Horses won't be the only surprise on Melbourne Cup day. Ian Verrender reports.

BANKS have warned that funding costs are likely to remain elevated well into next year, raising the prospect that any future interest rate rises could outpace moves by the Reserve Bank.

The major banks and regional lenders yesterday raised rates for their variable mortgages by 25 basis points, matching the central bank's quarter percentage-point rate rise, which came into effect on Wednesday.

Given significant government support for the sector over the past year in the form of deposit and funding guarantees, banks have been careful to keep politicians onside by keeping rate rises on mortgages in check.

But rates in less politically sensitive areas such as business loans and credit cards have been rising as banks have sought to protect profit margins.

Banks argue they still face substantial funding headaches, particularly in offshore markets still being ravaged by the global financial crisis.

''We expect overall costs to increase into 2010, driven mainly by the rising average cost of term wholesale and retail deposit costs,'' a spokeswoman for NAB said yesterday.

Banks normally generate half their funding from deposits, with the balance split evenly between mostly offshore short-term and long-term funding.

While short-term funding costs have eased from their highs in the weeks after the collapse of Lehman Brothers, long-term wholesale funding costs remain stubbornly high.

Indeed, average costs have increased in the past six months as governments and banks around the world compete in offshore markets for limited long-term funds.

Australian banks are now paying a premium of about 1 percentage point over the benchmark bond rate for term funding. Before the crisis, the premium was just 0.2 percentage points higher.

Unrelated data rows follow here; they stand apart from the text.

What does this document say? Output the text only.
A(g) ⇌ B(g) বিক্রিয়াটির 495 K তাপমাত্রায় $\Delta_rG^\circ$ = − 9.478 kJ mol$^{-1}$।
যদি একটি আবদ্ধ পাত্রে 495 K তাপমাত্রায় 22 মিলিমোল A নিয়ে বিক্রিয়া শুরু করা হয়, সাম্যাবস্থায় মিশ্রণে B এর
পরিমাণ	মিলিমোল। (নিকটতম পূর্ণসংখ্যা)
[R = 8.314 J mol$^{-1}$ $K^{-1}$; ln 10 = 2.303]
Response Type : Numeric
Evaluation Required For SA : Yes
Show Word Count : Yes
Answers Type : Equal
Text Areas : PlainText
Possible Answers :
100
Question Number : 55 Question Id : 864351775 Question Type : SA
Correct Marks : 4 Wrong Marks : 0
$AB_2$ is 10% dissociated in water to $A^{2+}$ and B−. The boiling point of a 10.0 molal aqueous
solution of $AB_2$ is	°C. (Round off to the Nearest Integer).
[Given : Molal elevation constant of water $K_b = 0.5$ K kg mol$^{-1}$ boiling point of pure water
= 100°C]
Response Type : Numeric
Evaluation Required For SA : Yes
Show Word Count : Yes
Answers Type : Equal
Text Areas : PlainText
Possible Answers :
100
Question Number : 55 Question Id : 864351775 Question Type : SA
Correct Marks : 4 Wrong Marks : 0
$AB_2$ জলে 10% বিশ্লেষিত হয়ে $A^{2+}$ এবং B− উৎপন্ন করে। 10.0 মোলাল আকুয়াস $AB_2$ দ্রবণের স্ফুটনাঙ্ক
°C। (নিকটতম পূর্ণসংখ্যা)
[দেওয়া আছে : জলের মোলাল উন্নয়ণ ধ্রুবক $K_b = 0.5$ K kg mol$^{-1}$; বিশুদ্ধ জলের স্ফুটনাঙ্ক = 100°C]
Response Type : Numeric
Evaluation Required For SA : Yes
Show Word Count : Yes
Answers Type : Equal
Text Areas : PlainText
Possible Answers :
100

''Wholesale funding costs remain high and continue to increase as previous long-term funding matures and is replaced with new funding at a significantly higher cost," said Commonwealth Bank's head of retail banking, Ross McEwan.

High wholesale funding costs have also forced banks to rely more on domestic deposits. This has pushed up the cost of customer deposits for banks by between 1 and 1.2 percentage points over the past year.

The latest rate rise is likely to spark a further price war on deposits, with some banks including ANZ yesterday raising rates on high-interest deposit accounts by 50 basis points.

In raising rates from near 50-year lows, the central bank cited a better than expected recovery of the Australian economy, a view underscored yesterday by the surprise fall in last month's official jobless rate to 5.7 per cent. The central bank is eyeing a more ''normal'' setting for monetary policy, hoping to minimise the risk of any inflationary pressure.